Miré el débil fuego, buscando una señal de los dioses en las pequeñas llamas, pero no llegó ninguna, o fui incapaz de verla.

—Pero tiene que estar preocupado —comentó Leofric.

—¿Steapa? —preguntó Harald—. ¿Por qué tendría que estarlo?

—Uhtred mató a Ubba.

Harald sacudió la cabeza.

—Steapa no piensa suficiente para estar preocupado. Sólo sabe que mañana matará a Uhtred.

Recordé la pelea con Ubba. Era un gran guerrero, con una reputación que brillaba dondequiera que navegaran los hombres del norte, y lo había matado, pero lo cierto es que él había metido un pie en las tripas derramadas de un moribundo y había resbalado. Había perdido pie, se había desequilibrado y yo conseguí cortarle los tendones del brazo. Me toqué el amuleto del martillo y pensé que los dioses, después de todo, me habían enviado una señal.

—¿Una placa de hierro en la bota? —pregunté.

Harald asintió.

—No le preocupa cuánto vayáis a atacarle. Sabe que vendréis por la izquierda, y bloqueará la mayoría de vuestros ataques con la espada. Una espada grande, pesada de narices. Pero algunos golpes sí llegarán, y no le va a importar. Los desperdiciaréis en el hierro. En la pesada malla, el casco, la bota, no importa. Será como darle golpes a un roble, y al cabo de un rato cometeréis un error. El estará magullado y vos muerto.
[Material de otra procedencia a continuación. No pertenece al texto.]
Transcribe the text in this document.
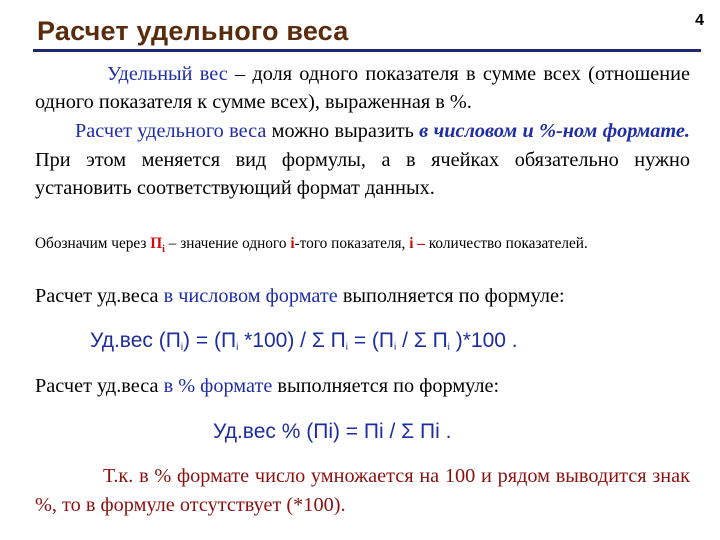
Расчет удельного веса	4
Удельный вес – доля одного показателя в сумме всех (отношение одного показателя к сумме всех), выраженная в %.
Расчет удельного веса можно выразить в числовом и %-ном формате. При этом меняется вид формулы, а в ячейках обязательно нужно установить соответствующий формат данных.
Обозначим через $П_i$ – значение одного i-того показателя, i – количество показателей.
Расчет уд.веса в числовом формате выполняется по формуле:
Уд.вес $(П_i) = (П_i$ *100) / Σ $П_i = (П_i / \Sigma$ $П_i$ )*100 .
Расчет уд.веса в % формате выполняется по формуле:
Уд.вес % (Пi) = Пi / Σ Пi .
Т.к. в % формате число умножается на 100 и рядом выводится знак %, то в формуле отсутствует (*100).
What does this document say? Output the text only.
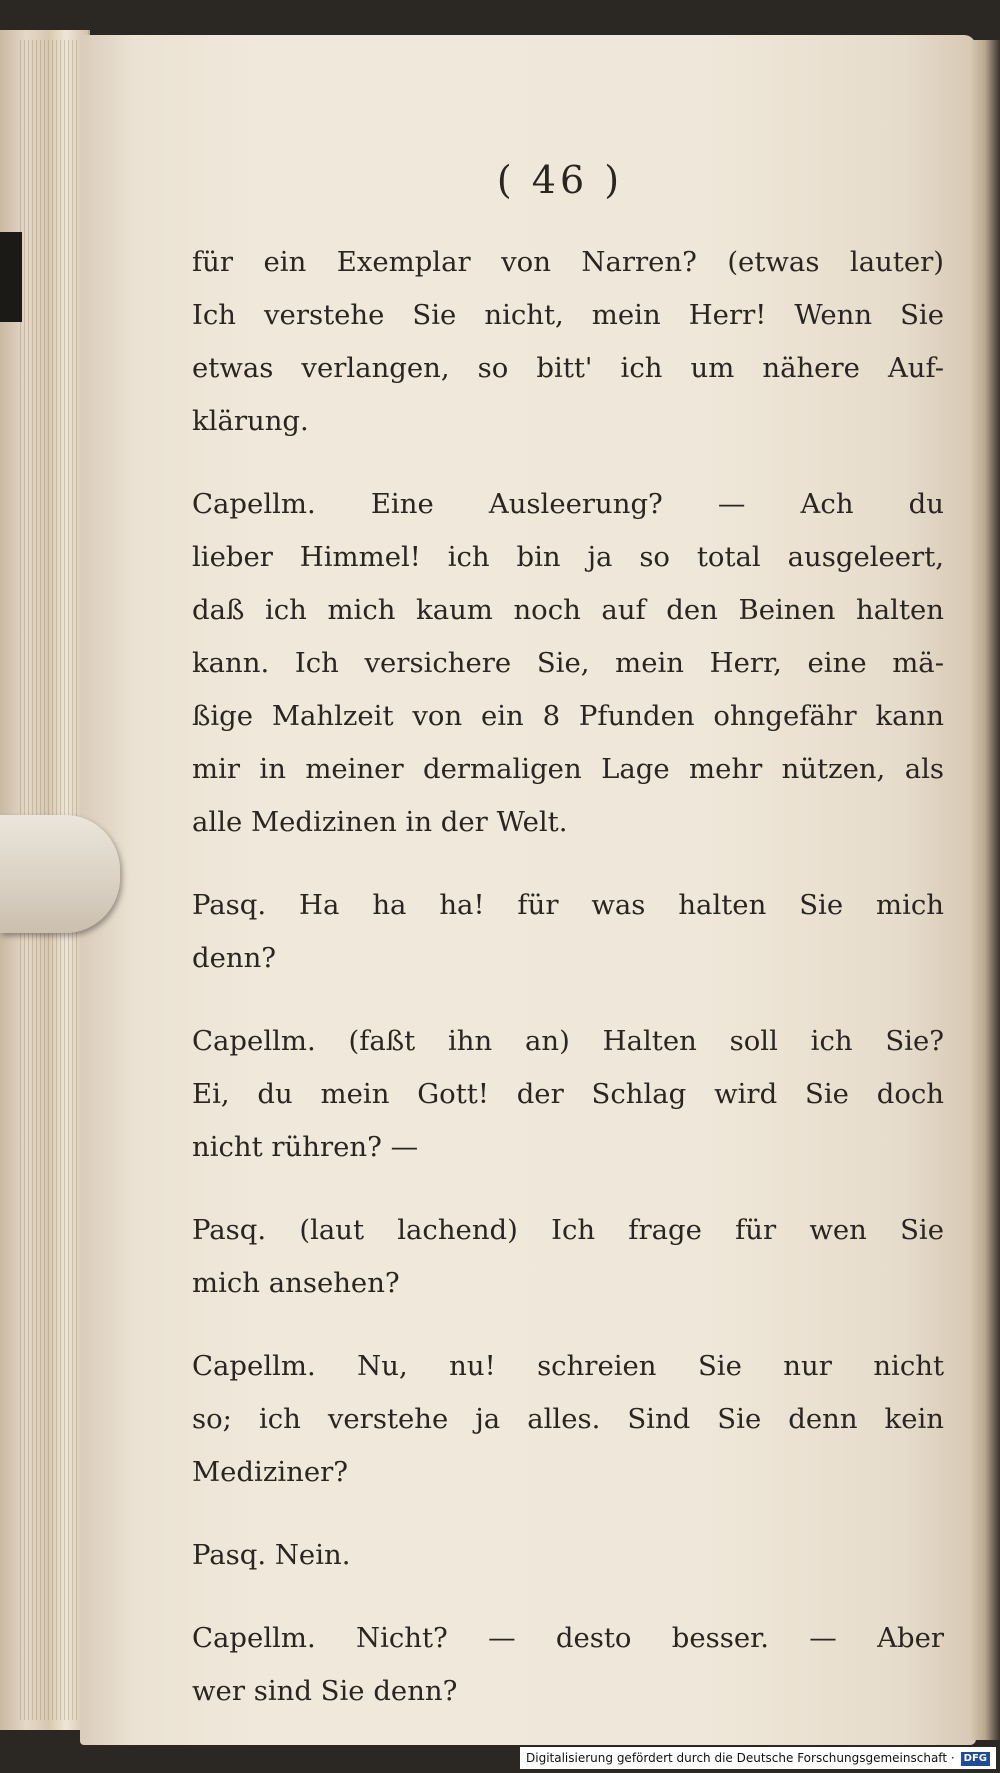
( 46 )
für ein Exemplar von Narren? (etwas lauter)
Ich verstehe Sie nicht, mein Herr! Wenn Sie
etwas verlangen, so bitt' ich um nähere Auf-
klärung.
Capellm. Eine Ausleerung? — Ach du
lieber Himmel! ich bin ja so total ausgeleert,
daß ich mich kaum noch auf den Beinen halten
kann. Ich versichere Sie, mein Herr, eine mä-
ßige Mahlzeit von ein 8 Pfunden ohngefähr kann
mir in meiner dermaligen Lage mehr nützen, als
alle Medizinen in der Welt.
Pasq. Ha ha ha! für was halten Sie mich
denn?
Capellm. (faßt ihn an) Halten soll ich Sie?
Ei, du mein Gott! der Schlag wird Sie doch
nicht rühren? —
Pasq. (laut lachend) Ich frage für wen Sie
mich ansehen?
Capellm. Nu, nu! schreien Sie nur nicht
so; ich verstehe ja alles. Sind Sie denn kein
Mediziner?
Pasq. Nein.
Capellm. Nicht? — desto besser. — Aber
wer sind Sie denn?
Digitalisierung gefördert durch die Deutsche Forschungsgemeinschaft · DFG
Tenía razón, pensé. Enzarzarse con un hombre armado con una espada rara vez servía para algo más que para amoratarlo, porque el filo chocaba con la malla o el casco. Una espada no puede rasgar malla, motivo por el que muchos hombres llevaban hachas a la batalla. Un lance directo de la espada sí puede perforar malla, pero Steapa no me iba a poner fácil el ataque directo.

—¿Es rápido? —pregunté.

—Bastante —repuso Harald, después se encogió de hombros—. No tan rápido como vos —añadió a regañadientes—, pero tampoco es lento.

—¿Qué dice el dinero? —preguntó Leofric, aunque seguro que sabía la respuesta.

—Nadie apuesta un penique por Uhtred —contestó Harald.

—Vos deberíais hacerlo —repliqué.

Sonrió a eso, pero sabía que no iba a seguir el consejo.

—El dinero, el dinero de verdad es el que Odda
el Joven
va a pagarle a Steapa cuando os mate. Cien chelines.

—Uhtred no los vale —comentó Leofric con un sentido del humor bastante negro.

—¿Por qué me quiere muerto con tantas ganas? —me pregunté en voz alta. No podía ser por Mildrith, pensé, y la discusión de quién había matado a Ubba ya había pasado hacía mucho; aun así, Odda
el Joven
seguía conspirando contra mí.

Harald se lo pensó bastante antes de responder. Había agachado la calva y pensé que estaba rezando, pero entonces levantó la mirada.

—Sois una amenaza para él —respondió en voz baja.

—Si hace meses que no le veo —protesté—, ¿cómo voy a amenazarlo?